First, given that risk communication very much relies on the skills of the clinician, it has been suggested that ‘the most powerful preliminary move is for the clinician to display competence, a caring approach and a willingness to discuss the patient’s own expectations and fears… [this] enables people to ask questions and discuss risks fully, providing the greatest opportunity to enhance understanding’ (Thomson et al, 2005).
Second, and in line with the results of empirical research on the matter (Edwards et al, 2000; Roach and Marrero 2005; Asimakopoulou et al, 2007a), it is suggested that people are presented with individualised rather than general risks. To this end, software such as the UKPDS risk engine is a quick and efficient means of obtaining such individualised risk estimates as the data it requires to produce these individualised estimates should normally be readily available within primary care settings (Figure 2).
The language of risk (for instance, how risks are presented to individuals) has attracted considerable attention (see volume 327 of the BMJ  for numerous papers on the subject). It has been suggested that people probably find numerical risks; for example: ‘your risk of stroke is 2%’ is easier to conceptualise than qualitative ones, such as: ‘your risk of stroke is low’ (Hallowell et al, 1997; Bogardus et al, 1999). It has also been argued that comprehension is probably better if the risk is presented in absolute terms, such as: ‘your risk of having a stroke in the next year is 2%’, rather than relative terms; for instance, ‘taking up exercise will reduce your cardiovascular risk by 25%’ (Edwards et al, 2002; Gigerenzer and Edwards, 2003). Graphical ways of presenting risks have also been explored (Edwards et al, 2002) leading to the suggestions that simple bar charts are probably understood more easily than any other graphical presentation method (Edwards et al, 2006). Presenting risks in more than one way in order to meet the needs of different individuals has also been advocated (Thomson et al, 2005), although the presentation of risks in more than a couple of ways has been found to be problematic (Edwards et al, 2006).

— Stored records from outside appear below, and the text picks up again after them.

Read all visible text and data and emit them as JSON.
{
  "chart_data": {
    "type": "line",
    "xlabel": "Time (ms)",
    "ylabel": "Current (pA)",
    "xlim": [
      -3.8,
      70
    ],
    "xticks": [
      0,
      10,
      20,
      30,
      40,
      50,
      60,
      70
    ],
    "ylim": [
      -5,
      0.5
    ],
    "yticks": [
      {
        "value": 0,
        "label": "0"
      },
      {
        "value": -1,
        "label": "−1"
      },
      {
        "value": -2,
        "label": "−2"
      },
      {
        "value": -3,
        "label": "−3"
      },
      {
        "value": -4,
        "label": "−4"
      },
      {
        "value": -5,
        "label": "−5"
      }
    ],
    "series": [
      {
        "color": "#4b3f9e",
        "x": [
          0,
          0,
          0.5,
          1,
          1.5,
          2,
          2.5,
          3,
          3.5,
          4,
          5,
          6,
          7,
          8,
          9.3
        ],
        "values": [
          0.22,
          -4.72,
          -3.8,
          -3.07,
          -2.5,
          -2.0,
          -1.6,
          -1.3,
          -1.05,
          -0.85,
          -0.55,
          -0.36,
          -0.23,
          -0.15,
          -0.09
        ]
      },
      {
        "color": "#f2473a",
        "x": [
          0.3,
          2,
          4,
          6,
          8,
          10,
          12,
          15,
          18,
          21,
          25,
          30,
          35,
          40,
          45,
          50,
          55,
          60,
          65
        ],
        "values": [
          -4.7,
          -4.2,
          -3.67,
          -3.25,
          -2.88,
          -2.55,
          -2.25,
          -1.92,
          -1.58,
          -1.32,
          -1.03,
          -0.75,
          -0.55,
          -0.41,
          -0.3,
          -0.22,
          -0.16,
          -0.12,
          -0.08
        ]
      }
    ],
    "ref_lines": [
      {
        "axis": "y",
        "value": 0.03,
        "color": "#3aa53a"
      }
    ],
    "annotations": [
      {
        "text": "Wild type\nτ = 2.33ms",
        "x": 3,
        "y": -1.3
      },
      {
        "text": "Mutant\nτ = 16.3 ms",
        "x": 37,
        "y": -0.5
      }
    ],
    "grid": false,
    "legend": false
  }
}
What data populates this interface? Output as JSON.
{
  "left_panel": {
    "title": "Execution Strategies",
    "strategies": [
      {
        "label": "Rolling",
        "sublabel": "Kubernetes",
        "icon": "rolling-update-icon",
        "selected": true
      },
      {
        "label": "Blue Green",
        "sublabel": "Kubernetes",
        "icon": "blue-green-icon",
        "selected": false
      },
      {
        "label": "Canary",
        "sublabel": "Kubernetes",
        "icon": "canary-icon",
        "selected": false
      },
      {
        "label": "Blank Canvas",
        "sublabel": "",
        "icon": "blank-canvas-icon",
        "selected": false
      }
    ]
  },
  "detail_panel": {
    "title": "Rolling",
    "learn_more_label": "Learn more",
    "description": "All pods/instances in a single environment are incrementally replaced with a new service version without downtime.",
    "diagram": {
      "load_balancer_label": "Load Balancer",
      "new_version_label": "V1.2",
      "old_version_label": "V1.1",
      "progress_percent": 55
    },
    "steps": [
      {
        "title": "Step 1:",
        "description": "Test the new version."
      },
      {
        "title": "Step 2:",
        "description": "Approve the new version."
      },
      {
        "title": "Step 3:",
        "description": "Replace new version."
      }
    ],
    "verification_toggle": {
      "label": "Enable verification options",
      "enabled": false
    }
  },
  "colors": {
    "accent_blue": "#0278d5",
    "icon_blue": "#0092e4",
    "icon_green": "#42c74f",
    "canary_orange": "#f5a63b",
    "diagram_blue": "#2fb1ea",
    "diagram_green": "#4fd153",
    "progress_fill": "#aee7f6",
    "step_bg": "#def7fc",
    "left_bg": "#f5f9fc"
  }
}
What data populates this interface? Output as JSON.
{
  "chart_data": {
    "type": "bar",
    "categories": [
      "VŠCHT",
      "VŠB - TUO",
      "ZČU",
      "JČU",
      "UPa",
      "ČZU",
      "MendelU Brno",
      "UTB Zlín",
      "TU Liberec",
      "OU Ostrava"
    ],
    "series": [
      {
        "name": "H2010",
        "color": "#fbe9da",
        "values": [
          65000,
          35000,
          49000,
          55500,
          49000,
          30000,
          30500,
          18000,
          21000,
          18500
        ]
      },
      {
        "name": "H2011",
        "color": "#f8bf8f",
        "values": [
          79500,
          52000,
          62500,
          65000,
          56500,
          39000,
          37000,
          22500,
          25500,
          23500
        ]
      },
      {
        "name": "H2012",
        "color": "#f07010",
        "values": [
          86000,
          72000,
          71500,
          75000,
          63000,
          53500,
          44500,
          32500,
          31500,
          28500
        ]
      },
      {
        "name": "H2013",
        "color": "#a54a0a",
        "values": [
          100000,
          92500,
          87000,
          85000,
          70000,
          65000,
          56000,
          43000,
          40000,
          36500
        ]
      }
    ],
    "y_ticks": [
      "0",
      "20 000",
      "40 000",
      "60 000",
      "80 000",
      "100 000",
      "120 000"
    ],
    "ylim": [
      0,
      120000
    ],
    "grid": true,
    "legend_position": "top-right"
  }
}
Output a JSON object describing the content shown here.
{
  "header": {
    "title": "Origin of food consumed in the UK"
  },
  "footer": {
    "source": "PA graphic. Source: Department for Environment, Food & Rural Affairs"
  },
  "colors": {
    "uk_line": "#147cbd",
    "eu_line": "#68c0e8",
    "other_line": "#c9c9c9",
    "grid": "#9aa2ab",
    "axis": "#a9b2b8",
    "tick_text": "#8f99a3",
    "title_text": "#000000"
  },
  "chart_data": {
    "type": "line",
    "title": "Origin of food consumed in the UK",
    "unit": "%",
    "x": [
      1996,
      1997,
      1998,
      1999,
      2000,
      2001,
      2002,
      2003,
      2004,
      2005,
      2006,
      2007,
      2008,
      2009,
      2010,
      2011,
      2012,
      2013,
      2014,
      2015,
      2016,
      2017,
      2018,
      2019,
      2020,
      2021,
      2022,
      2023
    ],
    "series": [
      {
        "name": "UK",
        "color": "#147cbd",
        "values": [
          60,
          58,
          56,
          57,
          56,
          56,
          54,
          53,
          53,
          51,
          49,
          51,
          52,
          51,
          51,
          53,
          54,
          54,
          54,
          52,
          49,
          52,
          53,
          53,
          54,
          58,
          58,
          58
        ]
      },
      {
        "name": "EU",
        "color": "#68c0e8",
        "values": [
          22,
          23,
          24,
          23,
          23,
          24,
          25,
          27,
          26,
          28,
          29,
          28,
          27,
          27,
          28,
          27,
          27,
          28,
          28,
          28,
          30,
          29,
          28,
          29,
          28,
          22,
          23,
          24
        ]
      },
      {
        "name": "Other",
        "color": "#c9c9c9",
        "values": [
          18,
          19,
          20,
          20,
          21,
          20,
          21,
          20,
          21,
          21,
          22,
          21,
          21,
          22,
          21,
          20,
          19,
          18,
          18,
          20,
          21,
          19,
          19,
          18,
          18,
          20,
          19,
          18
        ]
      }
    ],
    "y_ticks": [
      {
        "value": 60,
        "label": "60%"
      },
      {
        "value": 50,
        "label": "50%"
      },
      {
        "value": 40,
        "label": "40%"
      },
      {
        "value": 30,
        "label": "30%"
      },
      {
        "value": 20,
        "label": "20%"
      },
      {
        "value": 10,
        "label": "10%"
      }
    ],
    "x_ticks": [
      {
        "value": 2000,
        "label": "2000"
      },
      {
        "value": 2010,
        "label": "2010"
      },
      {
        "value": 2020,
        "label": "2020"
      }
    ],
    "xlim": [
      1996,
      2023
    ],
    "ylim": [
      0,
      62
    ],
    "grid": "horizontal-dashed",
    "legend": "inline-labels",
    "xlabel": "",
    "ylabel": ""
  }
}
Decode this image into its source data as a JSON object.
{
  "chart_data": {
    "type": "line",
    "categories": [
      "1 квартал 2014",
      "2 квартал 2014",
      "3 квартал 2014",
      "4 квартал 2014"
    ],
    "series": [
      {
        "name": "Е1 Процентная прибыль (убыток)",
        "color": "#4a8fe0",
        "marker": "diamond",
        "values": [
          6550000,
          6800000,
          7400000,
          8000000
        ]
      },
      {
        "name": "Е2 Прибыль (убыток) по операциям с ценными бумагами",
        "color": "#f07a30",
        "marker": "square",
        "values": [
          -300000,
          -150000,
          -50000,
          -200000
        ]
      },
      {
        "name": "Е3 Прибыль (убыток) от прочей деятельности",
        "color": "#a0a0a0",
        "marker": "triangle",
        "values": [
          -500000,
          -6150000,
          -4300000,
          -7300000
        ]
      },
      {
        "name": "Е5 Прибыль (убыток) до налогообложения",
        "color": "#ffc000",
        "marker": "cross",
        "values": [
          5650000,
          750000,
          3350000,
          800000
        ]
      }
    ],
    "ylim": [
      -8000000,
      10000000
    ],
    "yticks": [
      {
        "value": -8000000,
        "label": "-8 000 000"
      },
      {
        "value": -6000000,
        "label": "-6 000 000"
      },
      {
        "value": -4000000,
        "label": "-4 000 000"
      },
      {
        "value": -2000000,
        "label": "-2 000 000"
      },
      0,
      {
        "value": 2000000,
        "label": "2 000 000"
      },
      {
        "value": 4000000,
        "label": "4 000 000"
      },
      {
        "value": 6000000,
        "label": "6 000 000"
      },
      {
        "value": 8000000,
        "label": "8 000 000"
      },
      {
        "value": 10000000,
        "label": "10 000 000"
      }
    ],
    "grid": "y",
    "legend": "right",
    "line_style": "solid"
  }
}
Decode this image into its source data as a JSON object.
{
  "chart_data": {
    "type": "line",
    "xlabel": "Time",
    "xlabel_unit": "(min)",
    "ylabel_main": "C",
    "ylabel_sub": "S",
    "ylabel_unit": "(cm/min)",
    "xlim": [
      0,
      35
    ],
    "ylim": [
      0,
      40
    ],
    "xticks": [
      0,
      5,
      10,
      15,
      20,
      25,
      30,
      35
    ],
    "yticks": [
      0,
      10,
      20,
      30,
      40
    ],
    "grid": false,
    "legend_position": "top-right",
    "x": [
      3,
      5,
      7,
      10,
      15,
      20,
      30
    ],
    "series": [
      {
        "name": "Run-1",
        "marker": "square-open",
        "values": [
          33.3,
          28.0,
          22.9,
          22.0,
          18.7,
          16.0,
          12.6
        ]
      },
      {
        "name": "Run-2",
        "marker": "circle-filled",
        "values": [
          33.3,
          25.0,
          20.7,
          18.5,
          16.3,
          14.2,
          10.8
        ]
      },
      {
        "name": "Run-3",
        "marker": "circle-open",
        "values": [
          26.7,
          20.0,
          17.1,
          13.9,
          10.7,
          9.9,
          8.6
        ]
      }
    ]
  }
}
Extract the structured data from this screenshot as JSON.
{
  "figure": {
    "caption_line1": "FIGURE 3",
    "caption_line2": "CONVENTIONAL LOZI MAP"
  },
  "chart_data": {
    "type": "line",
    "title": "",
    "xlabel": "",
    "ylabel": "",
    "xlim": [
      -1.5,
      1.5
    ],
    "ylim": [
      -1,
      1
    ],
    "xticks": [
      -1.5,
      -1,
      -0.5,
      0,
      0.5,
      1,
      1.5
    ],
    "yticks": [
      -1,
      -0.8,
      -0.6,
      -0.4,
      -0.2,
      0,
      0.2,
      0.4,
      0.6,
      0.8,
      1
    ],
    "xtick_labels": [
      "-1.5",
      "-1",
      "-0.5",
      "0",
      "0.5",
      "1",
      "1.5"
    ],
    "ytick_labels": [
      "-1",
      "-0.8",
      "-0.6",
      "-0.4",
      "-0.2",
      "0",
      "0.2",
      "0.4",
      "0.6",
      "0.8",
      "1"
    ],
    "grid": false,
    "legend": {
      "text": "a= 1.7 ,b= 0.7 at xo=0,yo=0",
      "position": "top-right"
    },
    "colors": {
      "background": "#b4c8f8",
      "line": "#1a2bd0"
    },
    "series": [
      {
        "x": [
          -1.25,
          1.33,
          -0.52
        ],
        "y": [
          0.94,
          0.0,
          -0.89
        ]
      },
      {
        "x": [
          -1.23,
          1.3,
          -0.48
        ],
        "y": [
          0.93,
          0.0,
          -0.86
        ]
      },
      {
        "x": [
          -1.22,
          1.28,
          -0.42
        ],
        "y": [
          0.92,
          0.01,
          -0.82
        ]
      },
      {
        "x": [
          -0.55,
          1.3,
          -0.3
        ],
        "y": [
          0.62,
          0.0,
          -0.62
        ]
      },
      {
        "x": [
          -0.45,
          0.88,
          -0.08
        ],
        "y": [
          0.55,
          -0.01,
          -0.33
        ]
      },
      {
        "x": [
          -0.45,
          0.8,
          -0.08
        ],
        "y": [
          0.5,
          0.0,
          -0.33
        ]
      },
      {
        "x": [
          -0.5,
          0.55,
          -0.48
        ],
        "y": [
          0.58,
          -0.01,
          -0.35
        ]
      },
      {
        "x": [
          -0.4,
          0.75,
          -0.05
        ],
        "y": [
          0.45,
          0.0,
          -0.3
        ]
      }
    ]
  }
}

Communicating risks can be a complex task to perform. Even if such information is communicated effectively by clinicians, evidence suggests that patients (and, surprisingly, clinicians) may have distorted views as to what went on in a diabetes consultation (Parkin and Skinner, 2003; Skinner et al, in press). For this reason, it has been suggested (Asimakopoulou, 2007; in press) that healthcare professionals should consider routinely checking patient understanding of the consultation key points to ensure that important information, such as one’s risk, has been understood and is likely to be remembered.
Informing people with diabetes about their cardiovascular risk is an important task that is central to enhancing patient understanding and, hence, the chance of making empowered informed choices about their diabetes self management. People have been found to hold erroneous, pessimistic views about their diabetes-related risks that may have adverse effects on motivation to self care. Presenting people with individualised risk information along the lines discussed may be a reliable method of correcting such pessimistic beliefs.